Introdução:

Ao contrário do que geralmente se imagina, não há mais lugar para uma atitude cética na filosofia desde que certas tendências se popularizaram a partir da segunda metade do século XIX. Já não se duvida da existência do mundo externo ou da objetividade de noções fundamentais como a de causalidade, pois vigora a complacência com ideias vagas e confusas, como a de “clima cultural”, em que a preocupação de alguns departamentos de filosofia nas universidades se torna a grande questão da humanidade, ou seja, o status da metafísica entre os modernos e pretensos pós-modernos como questão central da qual tudo que se passa em nossas vidas se deriva. Ademais, gigantes da filosofia como Descartes, Kant ou Hegel, são avaliados não mais por suas contribuições originais, impacto revolucionário na história ou extraordinária capacidade de erguer catedrais na forma lógica de um sistema filosófico. Ultimamente, passaram a ser julgados sobretudo pelos supostos efeitos nocivos de suas formas de pensar pautaram a história do Ocidente.

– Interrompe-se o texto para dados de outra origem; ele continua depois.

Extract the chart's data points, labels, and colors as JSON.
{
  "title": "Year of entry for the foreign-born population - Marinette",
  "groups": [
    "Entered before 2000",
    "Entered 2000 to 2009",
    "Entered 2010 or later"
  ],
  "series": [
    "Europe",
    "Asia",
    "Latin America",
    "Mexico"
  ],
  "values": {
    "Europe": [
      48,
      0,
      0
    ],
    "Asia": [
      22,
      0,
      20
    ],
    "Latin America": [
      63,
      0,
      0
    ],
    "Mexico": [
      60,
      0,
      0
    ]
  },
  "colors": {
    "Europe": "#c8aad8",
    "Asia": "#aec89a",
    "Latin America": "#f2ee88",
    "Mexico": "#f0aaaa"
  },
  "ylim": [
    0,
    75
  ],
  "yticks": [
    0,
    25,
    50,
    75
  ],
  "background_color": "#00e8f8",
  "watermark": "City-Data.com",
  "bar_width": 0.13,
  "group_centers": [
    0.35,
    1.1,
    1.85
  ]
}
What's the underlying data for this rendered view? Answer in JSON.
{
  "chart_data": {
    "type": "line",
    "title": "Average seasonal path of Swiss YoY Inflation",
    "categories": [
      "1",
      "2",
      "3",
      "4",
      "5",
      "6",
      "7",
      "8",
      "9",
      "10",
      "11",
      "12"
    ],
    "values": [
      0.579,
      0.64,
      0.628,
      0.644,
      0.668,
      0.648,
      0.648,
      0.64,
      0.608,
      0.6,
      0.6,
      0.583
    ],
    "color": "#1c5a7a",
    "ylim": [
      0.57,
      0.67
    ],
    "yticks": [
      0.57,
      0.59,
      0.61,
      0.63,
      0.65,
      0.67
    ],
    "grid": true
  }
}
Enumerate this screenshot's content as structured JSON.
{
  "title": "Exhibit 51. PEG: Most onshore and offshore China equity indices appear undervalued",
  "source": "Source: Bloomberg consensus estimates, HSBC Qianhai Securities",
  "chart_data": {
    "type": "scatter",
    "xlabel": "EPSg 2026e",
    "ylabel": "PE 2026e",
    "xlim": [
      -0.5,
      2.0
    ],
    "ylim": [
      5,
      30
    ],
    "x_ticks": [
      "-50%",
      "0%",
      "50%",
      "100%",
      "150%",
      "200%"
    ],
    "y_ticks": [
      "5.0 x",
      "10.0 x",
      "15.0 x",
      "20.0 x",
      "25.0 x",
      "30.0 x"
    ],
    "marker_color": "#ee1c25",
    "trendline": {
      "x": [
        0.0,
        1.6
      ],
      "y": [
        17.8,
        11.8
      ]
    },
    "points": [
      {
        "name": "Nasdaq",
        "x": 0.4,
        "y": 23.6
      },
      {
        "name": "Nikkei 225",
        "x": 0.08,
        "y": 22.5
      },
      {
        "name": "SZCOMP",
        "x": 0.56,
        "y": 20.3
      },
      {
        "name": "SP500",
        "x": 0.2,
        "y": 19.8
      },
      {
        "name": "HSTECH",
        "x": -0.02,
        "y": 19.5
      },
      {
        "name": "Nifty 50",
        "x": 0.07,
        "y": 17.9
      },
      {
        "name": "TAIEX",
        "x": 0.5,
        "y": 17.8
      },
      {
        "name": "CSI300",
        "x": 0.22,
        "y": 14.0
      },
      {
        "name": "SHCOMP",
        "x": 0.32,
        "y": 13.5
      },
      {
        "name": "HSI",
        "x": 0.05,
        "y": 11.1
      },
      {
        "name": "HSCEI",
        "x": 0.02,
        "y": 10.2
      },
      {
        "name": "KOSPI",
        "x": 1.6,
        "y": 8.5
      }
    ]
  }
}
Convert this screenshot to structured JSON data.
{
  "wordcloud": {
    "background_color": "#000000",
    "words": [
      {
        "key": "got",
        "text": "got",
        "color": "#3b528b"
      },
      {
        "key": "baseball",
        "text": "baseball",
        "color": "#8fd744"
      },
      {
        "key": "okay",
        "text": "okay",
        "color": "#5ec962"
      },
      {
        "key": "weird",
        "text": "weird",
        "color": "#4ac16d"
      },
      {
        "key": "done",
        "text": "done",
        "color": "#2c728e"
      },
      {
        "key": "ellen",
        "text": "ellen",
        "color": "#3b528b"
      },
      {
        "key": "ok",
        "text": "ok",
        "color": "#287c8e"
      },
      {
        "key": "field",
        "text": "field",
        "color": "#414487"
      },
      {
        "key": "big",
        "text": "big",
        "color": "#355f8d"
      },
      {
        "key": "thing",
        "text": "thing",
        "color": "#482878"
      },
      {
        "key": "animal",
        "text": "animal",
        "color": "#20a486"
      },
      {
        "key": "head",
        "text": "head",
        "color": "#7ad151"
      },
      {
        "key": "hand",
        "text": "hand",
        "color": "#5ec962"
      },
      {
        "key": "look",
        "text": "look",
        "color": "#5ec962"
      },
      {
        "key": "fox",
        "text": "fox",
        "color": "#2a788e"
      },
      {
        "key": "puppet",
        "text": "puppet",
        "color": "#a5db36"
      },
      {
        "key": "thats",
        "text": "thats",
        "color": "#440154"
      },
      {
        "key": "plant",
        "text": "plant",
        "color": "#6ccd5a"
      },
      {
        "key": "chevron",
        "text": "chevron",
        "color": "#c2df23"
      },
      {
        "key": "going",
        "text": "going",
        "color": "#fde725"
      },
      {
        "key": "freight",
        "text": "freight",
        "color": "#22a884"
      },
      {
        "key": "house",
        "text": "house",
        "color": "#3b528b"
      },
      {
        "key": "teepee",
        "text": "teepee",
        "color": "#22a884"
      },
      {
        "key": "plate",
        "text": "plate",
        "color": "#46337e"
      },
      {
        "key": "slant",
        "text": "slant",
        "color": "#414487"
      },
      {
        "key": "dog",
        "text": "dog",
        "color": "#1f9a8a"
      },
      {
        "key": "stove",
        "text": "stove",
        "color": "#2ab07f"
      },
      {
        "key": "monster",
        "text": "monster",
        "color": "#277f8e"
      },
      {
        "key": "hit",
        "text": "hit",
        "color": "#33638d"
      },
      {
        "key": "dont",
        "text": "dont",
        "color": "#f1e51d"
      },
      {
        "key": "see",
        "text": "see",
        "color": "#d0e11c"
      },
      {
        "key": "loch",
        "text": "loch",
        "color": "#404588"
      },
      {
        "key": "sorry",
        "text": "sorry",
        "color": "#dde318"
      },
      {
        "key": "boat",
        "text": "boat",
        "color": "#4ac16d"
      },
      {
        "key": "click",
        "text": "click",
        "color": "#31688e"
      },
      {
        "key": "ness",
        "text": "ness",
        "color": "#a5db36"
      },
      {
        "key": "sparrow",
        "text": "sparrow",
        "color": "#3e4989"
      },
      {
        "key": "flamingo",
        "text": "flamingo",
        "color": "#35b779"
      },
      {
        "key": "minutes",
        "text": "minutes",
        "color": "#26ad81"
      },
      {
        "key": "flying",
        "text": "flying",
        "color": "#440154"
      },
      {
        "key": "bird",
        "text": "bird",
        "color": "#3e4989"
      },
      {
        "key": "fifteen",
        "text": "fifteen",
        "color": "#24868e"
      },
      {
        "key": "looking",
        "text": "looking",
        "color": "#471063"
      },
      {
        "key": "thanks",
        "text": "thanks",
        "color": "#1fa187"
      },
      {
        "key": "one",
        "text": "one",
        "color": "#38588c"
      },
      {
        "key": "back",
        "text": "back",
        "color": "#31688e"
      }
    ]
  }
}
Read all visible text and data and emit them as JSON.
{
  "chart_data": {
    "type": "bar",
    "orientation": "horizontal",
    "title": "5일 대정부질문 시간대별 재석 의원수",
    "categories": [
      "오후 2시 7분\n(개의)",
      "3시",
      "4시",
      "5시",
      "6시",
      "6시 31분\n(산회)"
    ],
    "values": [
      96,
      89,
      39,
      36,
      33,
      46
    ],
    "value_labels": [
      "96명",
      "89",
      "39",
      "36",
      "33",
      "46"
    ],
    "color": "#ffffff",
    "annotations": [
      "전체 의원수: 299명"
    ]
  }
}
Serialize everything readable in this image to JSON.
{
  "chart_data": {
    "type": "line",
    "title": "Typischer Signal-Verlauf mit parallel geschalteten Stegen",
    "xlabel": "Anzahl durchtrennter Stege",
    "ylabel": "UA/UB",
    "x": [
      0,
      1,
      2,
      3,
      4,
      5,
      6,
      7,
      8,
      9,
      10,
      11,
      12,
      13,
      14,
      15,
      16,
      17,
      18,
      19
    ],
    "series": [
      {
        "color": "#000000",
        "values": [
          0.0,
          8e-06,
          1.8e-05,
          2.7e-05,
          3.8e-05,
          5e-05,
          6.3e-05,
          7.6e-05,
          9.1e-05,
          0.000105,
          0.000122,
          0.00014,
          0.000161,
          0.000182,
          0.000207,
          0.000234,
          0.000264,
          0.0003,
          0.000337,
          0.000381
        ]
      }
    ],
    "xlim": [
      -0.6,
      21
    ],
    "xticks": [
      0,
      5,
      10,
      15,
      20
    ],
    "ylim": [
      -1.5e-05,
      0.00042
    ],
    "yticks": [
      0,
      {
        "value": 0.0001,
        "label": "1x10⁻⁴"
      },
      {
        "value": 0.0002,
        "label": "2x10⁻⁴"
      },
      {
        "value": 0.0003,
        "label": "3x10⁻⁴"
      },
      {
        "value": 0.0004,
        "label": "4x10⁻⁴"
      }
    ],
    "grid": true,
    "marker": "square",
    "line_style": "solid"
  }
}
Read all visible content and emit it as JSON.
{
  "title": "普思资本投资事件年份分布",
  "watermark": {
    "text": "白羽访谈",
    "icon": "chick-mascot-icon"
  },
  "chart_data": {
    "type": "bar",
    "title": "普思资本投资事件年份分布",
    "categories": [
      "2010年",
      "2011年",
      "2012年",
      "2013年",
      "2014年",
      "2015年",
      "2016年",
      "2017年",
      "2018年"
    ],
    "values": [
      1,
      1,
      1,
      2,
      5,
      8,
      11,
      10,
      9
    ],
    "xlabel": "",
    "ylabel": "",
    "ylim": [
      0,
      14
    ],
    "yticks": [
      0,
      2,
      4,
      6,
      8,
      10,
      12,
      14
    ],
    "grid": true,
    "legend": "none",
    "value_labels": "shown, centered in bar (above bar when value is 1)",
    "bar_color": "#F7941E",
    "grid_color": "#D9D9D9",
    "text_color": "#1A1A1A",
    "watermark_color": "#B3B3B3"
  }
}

Obviamente, jamais passou pela cabeça de um filósofo, fosse antigo, medieval ou moderno, que a ocupação com a metafísica deveria levar em conta, e até estabelecer como sua principal finalidade, o dever de produzir um efeito ideal sobre a história humana. Se aceita a operação que subverte debates propriamente filosóficos, quer metafísicos, lógicos, epistemológicos ou éticos, que são substituídos por uma arbitrária politização da “filosofia primeira”, cujos efeitos históricos são meramente adivinhados em meio à complexidade monumental dos processos que formam, transformam e levam civilizações à extinção. De que “Deus morreu” há consenso, tendo a fórmula se tornado um lugar-comum, mas quando o objeto é a história, a cultura, a sociedade e a política, não importa a crítica kantiana e a finitude do entendimento, pois o Infinito parece estar aí, tal qual objeto que se mostra à simples intuição empírica. Para Nietzsche, o intelecto é o fundamento falsificador sobre o qual são construídas todas as nossas “verdades”, em razão de postular a incapacidade de nossa percepção e linguagem para apreender o real. Tal ceticismo aparente é sustentado pela construção que imagina a consciência como receptáculo das deliberações finais de assembleias entre vários instintos em guerra, cujas contradições e alterações em sua configuração hierárquica anima nossa vida inconsciente. Seria menos engenhoso logicamente deduzir a existência de Deus através de alguma das vias mais tradicionais, como a da “prova ontológica”, do que elaborar uma “teoria da conspiração” como esta que emprega analogias extraídas da política para explicar a dinâmica psíquica humana.

Também se deve “suspeitar”, para usar um termo caro a tais correntes, de uma crítica ao idealismo alemão, condenado como metafísico e funcionário de certa ideologia, mas pretender explicar a sociedade e a história empregando uma analogia que é a concepção da coletividade como organismo cujo corpo é a infra-estrutura econômica e o espírito, sua superestrutura cultural em sentido amplo. Ainda mais absurdo seria crer que formas lógicas que resultam da tendência a sínteses totalizantes e a operação de princípios essenciais de nossa atividade mental, como a identidade e a unidade, poderiam conduzir indivíduos e grupos inteiros a tragédias militares, políticas e culturais. Como se sabe, ou se deveria saber, o “Descartes histórico” não foi o “autor da metafísica da modernidade”, nem o fundador de um “projeto”, pelo menos não no sentido que é tomado pelo preconceito dos inimigos da sociedade industrial, da técnica, da ciência moderna e da cultura de massas. Ainda que suas ambições fossem monumentais, ele não poderia prever o estado de coisas em nossa civilização nos séculos posteriores nem julgá-la desde um ponto futuro. Sem um advogado para representá-lo, não pode defender-se da acusação de paternidade, sendo possível imaginar que nem sequer se identificasse suficientemente com o curso dos acontecimentos ou reconhecesse sua influência, tanto na ciência como na história, mas fosse capaz de apresentar uma apologia do cartesianismo e seus benefícios ao longo dos séculos. Além disso, se pode levantar a hipótese da presença de influências anti-cartesianas igualmente decisivas no curso de formação da “modernidade”.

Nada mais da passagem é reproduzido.